一人の人間をめぐって様々な人間関係が引き起こす波紋の様子を描いている

思いつくままに

2013-01-22 09:31:57 | Weblog
或る日、何気なく午後のTVを見ていたら山田洋次監督の「おとうと」と言う映画だった。(2010年作)この頃は映画館で見る機会がないので映画を見ることが少ないのだが、山田監督の映画は「男はつらいよ」シリーズが続いていたときは年二回は必ず足を運んでみていた思い出がある。

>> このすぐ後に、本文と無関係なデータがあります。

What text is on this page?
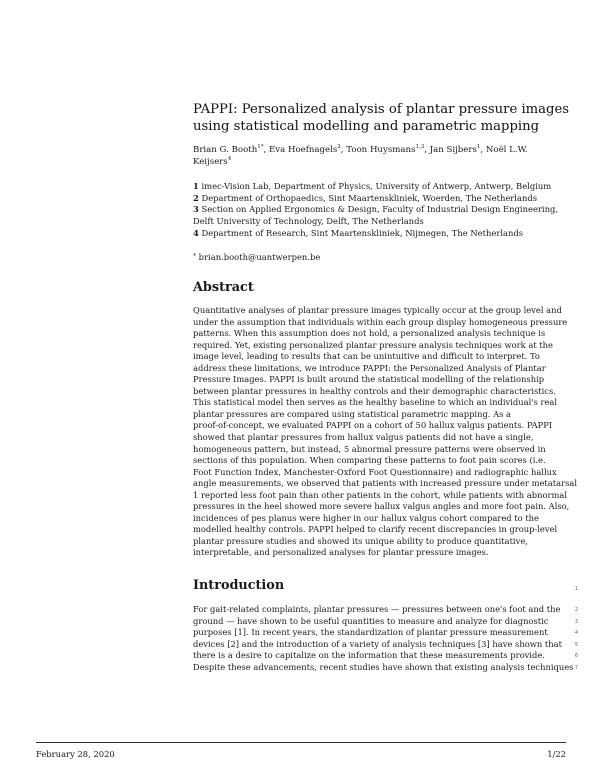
PAPPI: Personalized analysis of plantar pressure images
using statistical modelling and parametric mapping
Brian G. Booth$^{1*}$, Eva Hoefnagels$^2$, Toon Huysmans$^{1,3}$, Jan Sijbers$^1$, Noël L.W.
Keijsers$^4$
1 imec-Vision Lab, Department of Physics, University of Antwerp, Antwerp, Belgium
2 Department of Orthopaedics, Sint Maartenskliniek, Woerden, The Netherlands
3 Section on Applied Ergonomics & Design, Faculty of Industrial Design Engineering,
Delft University of Technology, Delft, The Netherlands
4 Department of Research, Sint Maartenskliniek, Nijmegen, The Netherlands
* brian.booth@uantwerpen.be
Abstract
Quantitative analyses of plantar pressure images typically occur at the group level and
under the assumption that individuals within each group display homogeneous pressure
patterns. When this assumption does not hold, a personalized analysis technique is
required. Yet, existing personalized plantar pressure analysis techniques work at the
image level, leading to results that can be unintuitive and difficult to interpret. To
address these limitations, we introduce PAPPI: the Personalized Analysis of Plantar
Pressure Images. PAPPI is built around the statistical modelling of the relationship
between plantar pressures in healthy controls and their demographic characteristics.
This statistical model then serves as the healthy baseline to which an individual's real
plantar pressures are compared using statistical parametric mapping. As a
proof-of-concept, we evaluated PAPPI on a cohort of 50 hallux valgus patients. PAPPI
showed that plantar pressures from hallux valgus patients did not have a single,
homogeneous pattern, but instead, 5 abnormal pressure patterns were observed in
sections of this population. When comparing these patterns to foot pain scores (i.e.
Foot Function Index, Manchester-Oxford Foot Questionnaire) and radiographic hallux
angle measurements, we observed that patients with increased pressure under metatarsal
1 reported less foot pain than other patients in the cohort, while patients with abnormal
pressures in the heel showed more severe hallux valgus angles and more foot pain. Also,
incidences of pes planus were higher in our hallux valgus cohort compared to the
modelled healthy controls. PAPPI helped to clarify recent discrepancies in group-level
plantar pressure studies and showed its unique ability to produce quantitative,
interpretable, and personalized analyses for plantar pressure images.
Introduction
For gait-related complaints, plantar pressures — pressures between one's foot and the
ground — have shown to be useful quantities to measure and analyze for diagnostic
purposes [1]. In recent years, the standardization of plantar pressure measurement
devices [2] and the introduction of a variety of analysis techniques [3] have shown that
there is a desire to capitalize on the information that these measurements provide.
Despite these advancements, recent studies have shown that existing analysis techniques
1
2
3
4
5
6
7
February 28, 2020	1/22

その作品は一貫して「家族愛」をテーマにして
人間の弱さと愛とを見る私たちに前面に訴えてくるものがあり、忘れかけていた大切なものを思い出すとともに、自分本位になりがちな生活を反省させ、感動を呼んだものであった。計算されない一方的な人間的な愛が如何に儚いものであり、本当の愛は男女を越えたものであることもこの映画は教えてくれていた。
そんな思い出の中でこの「おとうと」を見ていて、途中でふと「あれっ」と気がつくことがあった。主人公は薬局を営む姉と風来坊的生活をしているおとうとだが、それは
「男はつらいよ」のさくらと寅次郎の兄妹の設定とほぼ同じであることだった。
(この場合は姉と弟で逆だが。)弟は姉に色々な場面で迷惑をかけて、姉は腹を立てながら弟を決して見放さず(兄は縁を切っていた)、最後の弟の病死の場面では手を握って別れを告げている。全編を通じて特別な場面はないが、一つ一つの場面が普段の生活では見られない、あるべき姿を表現し(他人にはどう見られようとも)こうあるべきであることを教えている気がした。それは普段忘れかけていたり、見かけなくなった
「隣人への愛」であったりするのだが、これは監督自身も今の日本になくなりつつある
大切な本当の「人間愛」を私たちに気づかせ、忘れないでほしいとの願望がこめられていたような気がした。
人はとかく無意識のうちに自分本位な行動に走り、とくに自分に利することがない人との関わりを敬遠する傾向がある。それは弱い人、苦しんでいる人悲しんでいる人たちである。そんな人たちのために、何ができると言うことではなくても共に悲しみ、共に
苦しみ、共に泣くことが出来る人が「そばにいる」と言うことが必要なのである。
一人ひとりがそんな気持ちを持って、寄り添って共に「歩く」人となりえたら、世の中がもう少し暖かいものになるのではないかと思う。
そして及ばずながら、自分自身がその一人になれたらと映画を見終わったとき、
そんな思いに浸っていた。そんな、ある日の午後のことだった。